Should I fly them with my untrained birds the first day? I fear that they will get the bad habits!
Please suggest...
Thanks


----------



## Joog (Jan 21, 2016)

you can try to give less to eat. I would start with 17 grams of seed mix a day, a bird. After a week you should see improvement. One thing is for sure, if you give too much, their become tree huggers. Once they feel safe in a tree or roof, its over, and they wont come out of the tree anymore.... If you have a tree hugger, never let them fly with ather. 

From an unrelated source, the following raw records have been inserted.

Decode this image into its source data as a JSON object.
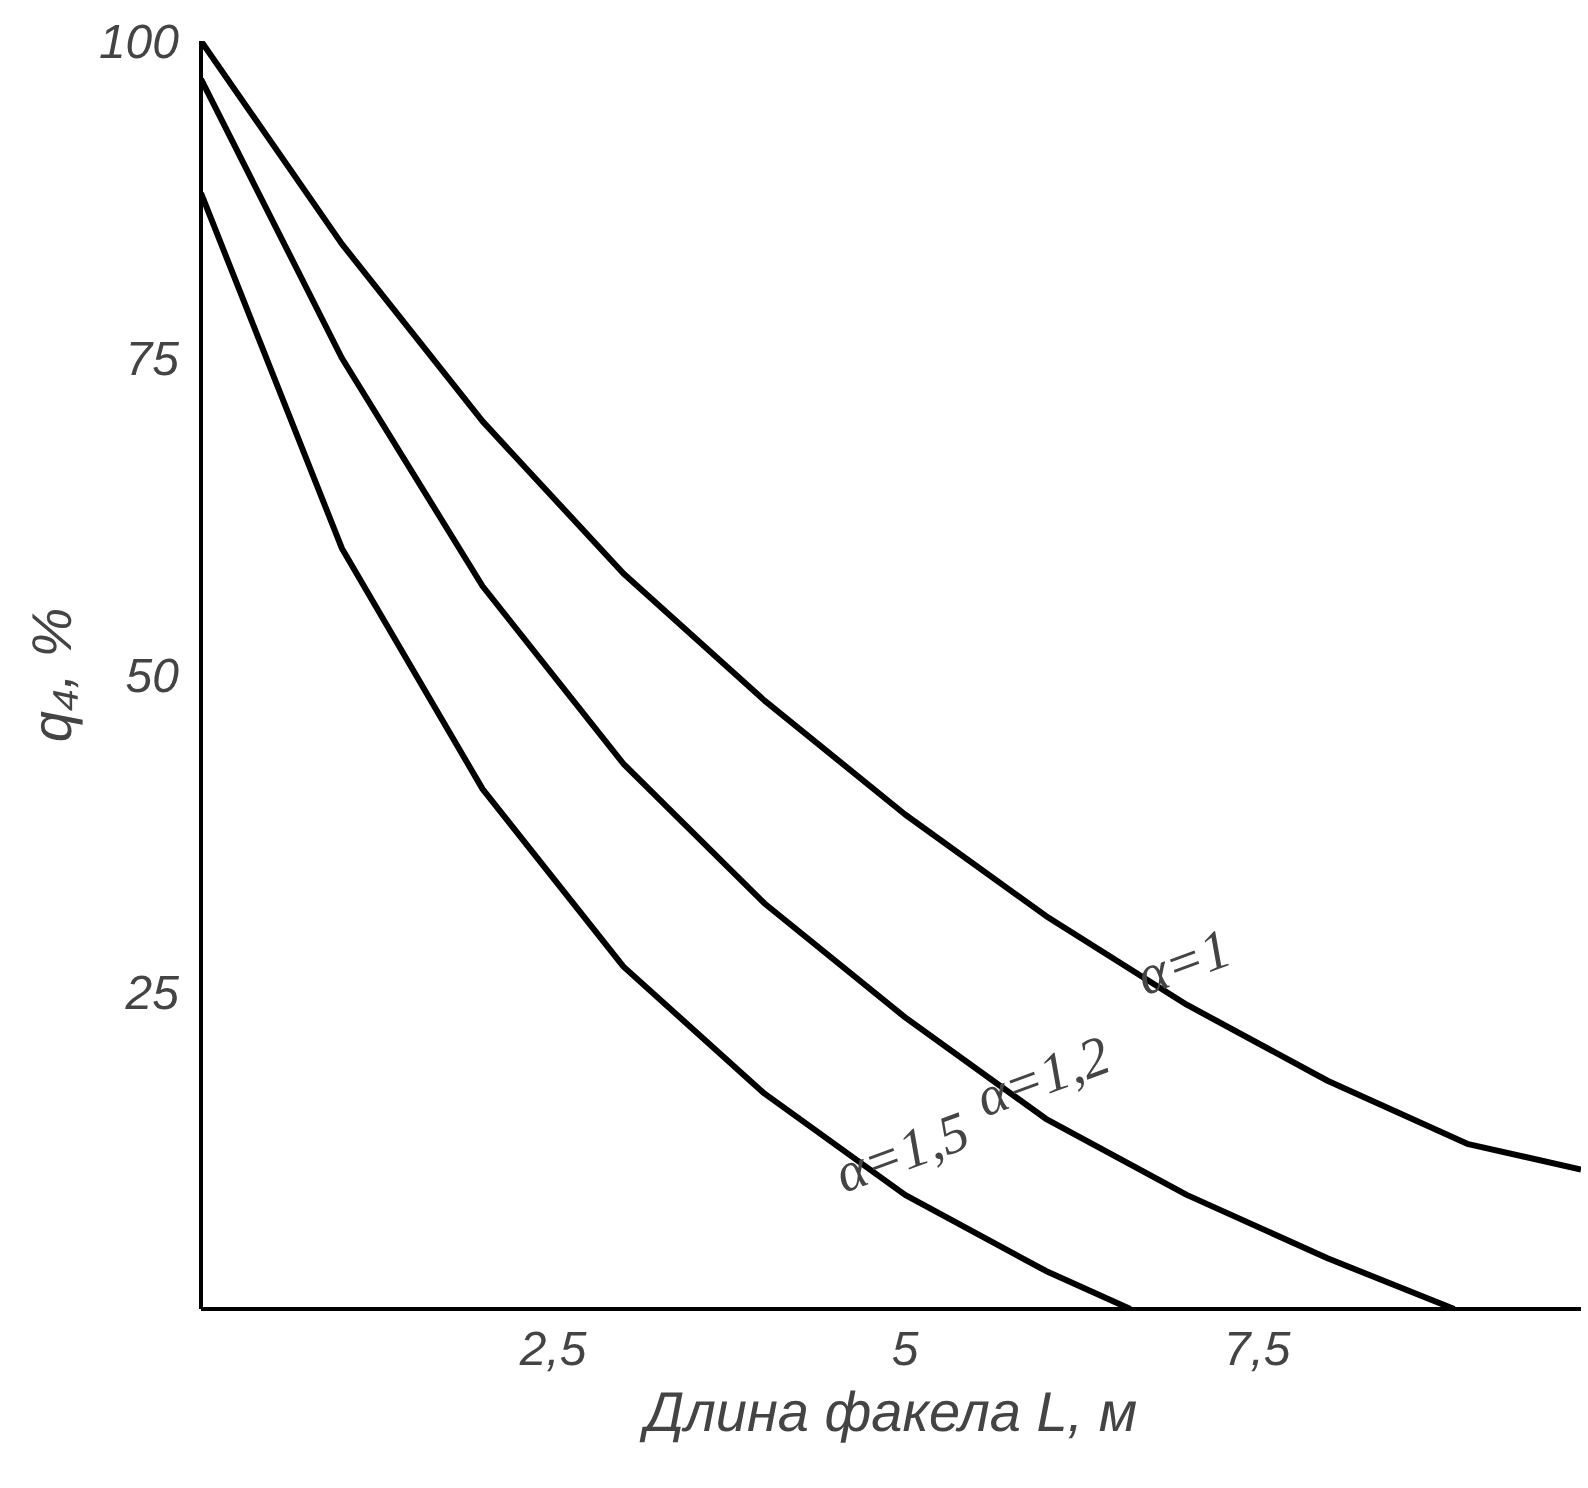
{
  "chart_data": {
    "type": "line",
    "xlabel": "Длина факела L, м",
    "ylabel": "q₄, %",
    "xlim": [
      0,
      9.8
    ],
    "ylim": [
      0,
      100
    ],
    "xticks": [
      {
        "value": 2.5,
        "label": "2,5"
      },
      5,
      {
        "value": 7.5,
        "label": "7,5"
      }
    ],
    "yticks": [
      25,
      50,
      75,
      100
    ],
    "grid": false,
    "legend": false,
    "marker": "none",
    "line_style": "solid",
    "series": [
      {
        "name": "α=1",
        "color": "#000000",
        "x": [
          0,
          1,
          2,
          3,
          4,
          5,
          6,
          7,
          8,
          9,
          9.8
        ],
        "values": [
          100,
          84,
          70,
          58,
          48,
          39,
          31,
          24,
          18,
          13,
          11
        ]
      },
      {
        "name": "α=1,2",
        "color": "#000000",
        "x": [
          0,
          1,
          2,
          3,
          4,
          5,
          6,
          7,
          8,
          8.9
        ],
        "values": [
          97,
          75,
          57,
          43,
          32,
          23,
          15,
          9,
          4,
          0
        ]
      },
      {
        "name": "α=1,5",
        "color": "#000000",
        "x": [
          0,
          1,
          2,
          3,
          4,
          5,
          6,
          6.6
        ],
        "values": [
          88,
          60,
          41,
          27,
          17,
          9,
          3,
          0
        ]
      }
    ]
  }
}
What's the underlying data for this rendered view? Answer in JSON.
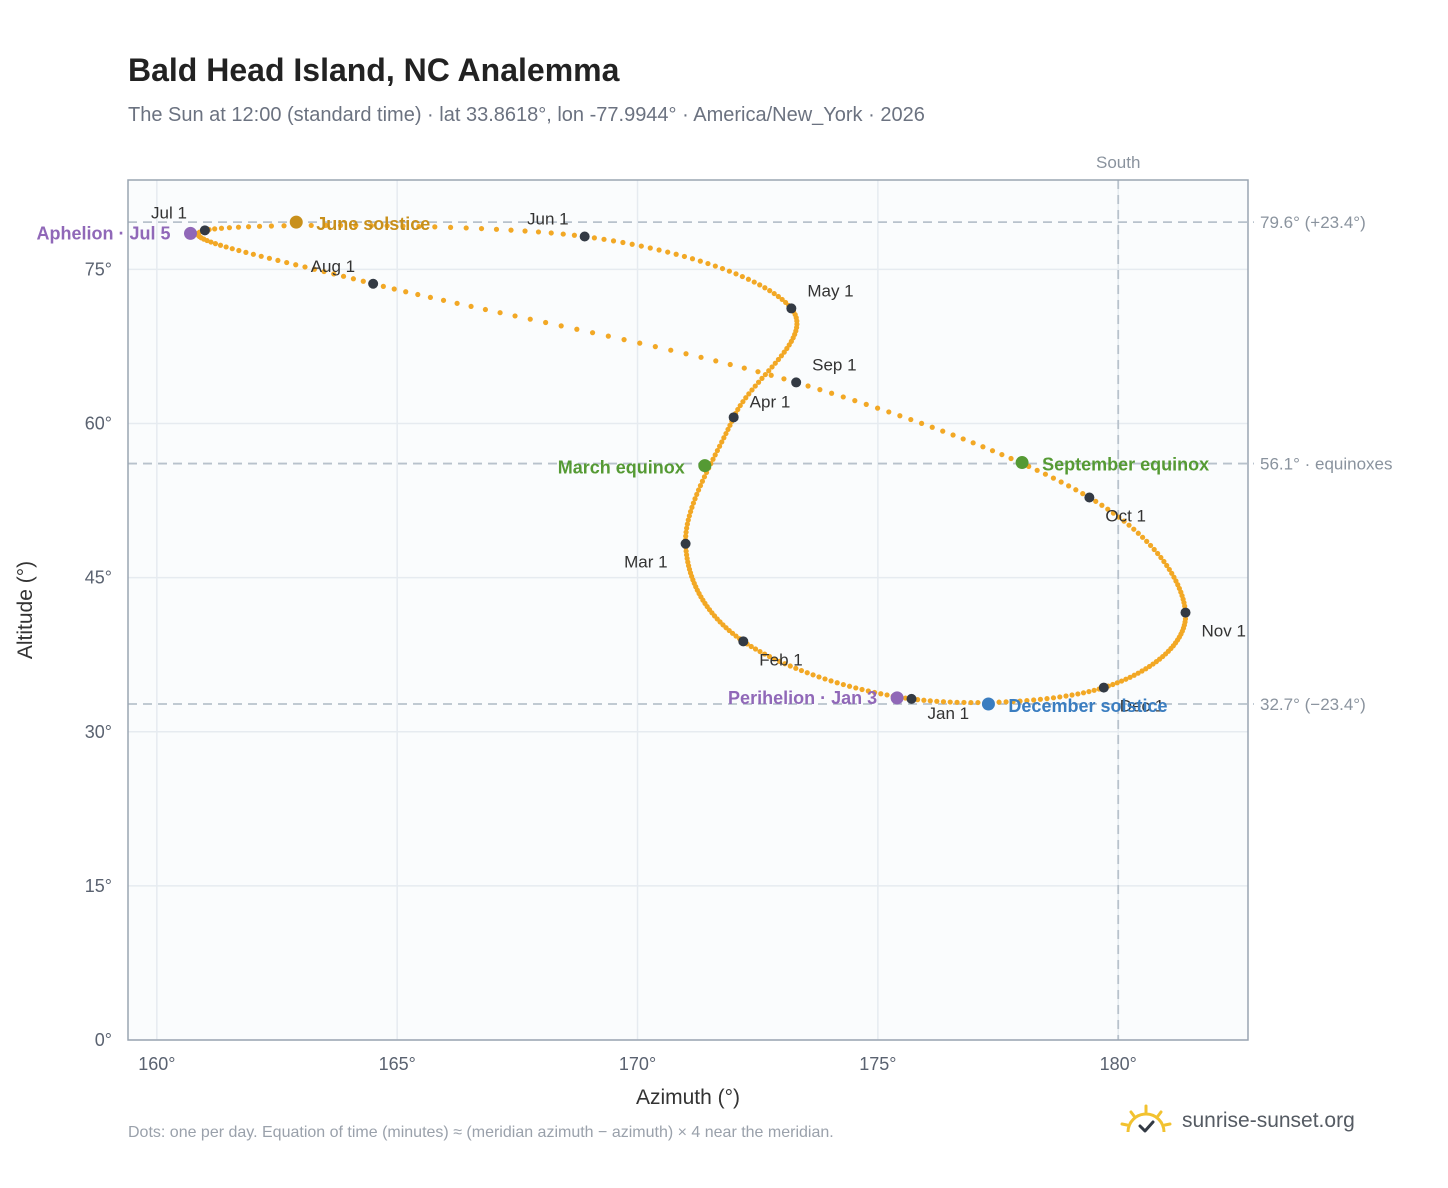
{
  "title": "Bald Head Island, NC Analemma",
  "subtitle": "The Sun at 12:00 (standard time) · lat 33.8618°, lon -77.9944° · America/New_York · 2026",
  "footnote": "Dots: one per day. Equation of time (minutes) ≈ (meridian azimuth − azimuth) × 4 near the meridian.",
  "brand": {
    "name": "sunrise-sunset.org",
    "icon": "sun-logo-icon"
  },
  "colors": {
    "path": "#f2a825",
    "month_marker": "#333a44",
    "june_solstice": "#c8901c",
    "december_solstice": "#3a7dc0",
    "equinox": "#559a34",
    "apsis": "#9068b8",
    "reference_line": "#b8c2cc",
    "plot_background": "#fafcfd",
    "grid": "#e6ebf0",
    "frame": "#9aa5b2"
  },
  "chart_data": {
    "type": "scatter",
    "xlabel": "Azimuth (°)",
    "ylabel": "Altitude (°)",
    "xlim": [
      159.4,
      182.7
    ],
    "ylim": [
      0,
      83.7
    ],
    "x_ticks": [
      "160°",
      "165°",
      "170°",
      "175°",
      "180°"
    ],
    "x_tick_values": [
      160,
      165,
      170,
      175,
      180
    ],
    "y_ticks": [
      "0°",
      "15°",
      "30°",
      "45°",
      "60°",
      "75°"
    ],
    "y_tick_values": [
      0,
      15,
      30,
      45,
      60,
      75
    ],
    "grid": true,
    "vertical_reference": {
      "x": 180,
      "label": "South"
    },
    "horizontal_references": [
      {
        "y": 79.6,
        "label": "79.6° (+23.4°)"
      },
      {
        "y": 56.1,
        "label": "56.1° · equinoxes"
      },
      {
        "y": 32.7,
        "label": "32.7° (−23.4°)"
      }
    ],
    "month_markers": [
      {
        "label": "Jan 1",
        "azimuth": 175.7,
        "altitude": 33.2
      },
      {
        "label": "Feb 1",
        "azimuth": 172.2,
        "altitude": 38.8
      },
      {
        "label": "Mar 1",
        "azimuth": 171.0,
        "altitude": 48.3
      },
      {
        "label": "Apr 1",
        "azimuth": 172.0,
        "altitude": 60.6
      },
      {
        "label": "May 1",
        "azimuth": 173.2,
        "altitude": 71.2
      },
      {
        "label": "Jun 1",
        "azimuth": 168.9,
        "altitude": 78.2
      },
      {
        "label": "Jul 1",
        "azimuth": 161.0,
        "altitude": 78.8
      },
      {
        "label": "Aug 1",
        "azimuth": 164.5,
        "altitude": 73.6
      },
      {
        "label": "Sep 1",
        "azimuth": 173.3,
        "altitude": 64.0
      },
      {
        "label": "Oct 1",
        "azimuth": 179.4,
        "altitude": 52.8
      },
      {
        "label": "Nov 1",
        "azimuth": 181.4,
        "altitude": 41.6
      },
      {
        "label": "Dec 1",
        "azimuth": 179.7,
        "altitude": 34.3
      }
    ],
    "events": [
      {
        "key": "june_solstice",
        "label": "June solstice",
        "azimuth": 162.9,
        "altitude": 79.6
      },
      {
        "key": "aphelion",
        "label": "Aphelion · Jul 5",
        "azimuth": 160.7,
        "altitude": 78.5
      },
      {
        "key": "march_equinox",
        "label": "March equinox",
        "azimuth": 171.4,
        "altitude": 55.9
      },
      {
        "key": "september_equinox",
        "label": "September equinox",
        "azimuth": 178.0,
        "altitude": 56.2
      },
      {
        "key": "perihelion",
        "label": "Perihelion · Jan 3",
        "azimuth": 175.4,
        "altitude": 33.3
      },
      {
        "key": "december_solstice",
        "label": "December solstice",
        "azimuth": 177.3,
        "altitude": 32.7
      }
    ]
  }
}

let them never fly with other pigeons, which then also immediately they learn the bad habits

The new young pigions, i would let them the first two weeks of release do what they want. With as much food as they want. After two weeks they will fly allready small circles around the house. Then training starts, first you make them hungry. that's easy, you just give them one or two days, no food. Then you let them go, and you scare the pigeons, for example with a flag. Now they wil fly. Start easy, a few minutes fly is enough. Than call them for eating, they come right away because they are hungry. Do this slowly building, until the result what you want. 

Have fun ;-)


----------



## Snehasis Panja (Dec 17, 2015)

Thanks for your suggestion.


----------



## Maclofts (Dec 14, 2014)

I also discourage the "treehugger" birds from flying in the trees because recently I lost one... A redtail picked him off


----------



## sinu jan (May 24, 2014)

keep the youngster inside the loft for a week and at first let them get used to the surrounding. until they are two months old dont fly them but let them sit on the roof and learn the surrounding. then you can slowly encourage them to fly. at first they will surely land on buildings, but with time and training ,they will learn to land on the loft. and with time they will fly longer and higher. 
if you can post pics, i could guess if they are good flyers and their bloodline.


----------



## Snehasis Panja (Dec 17, 2015)

I will surely post their pics tomorrow morning. Good to see you back. I was wondering where you are!
By the time, I lost the white hen (from my 2nd pair). Its gone away and didn't return, the cock returned fortunately.


----------



## sinu jan (May 24, 2014)

she must have gone to the breeder you brought her from?


----------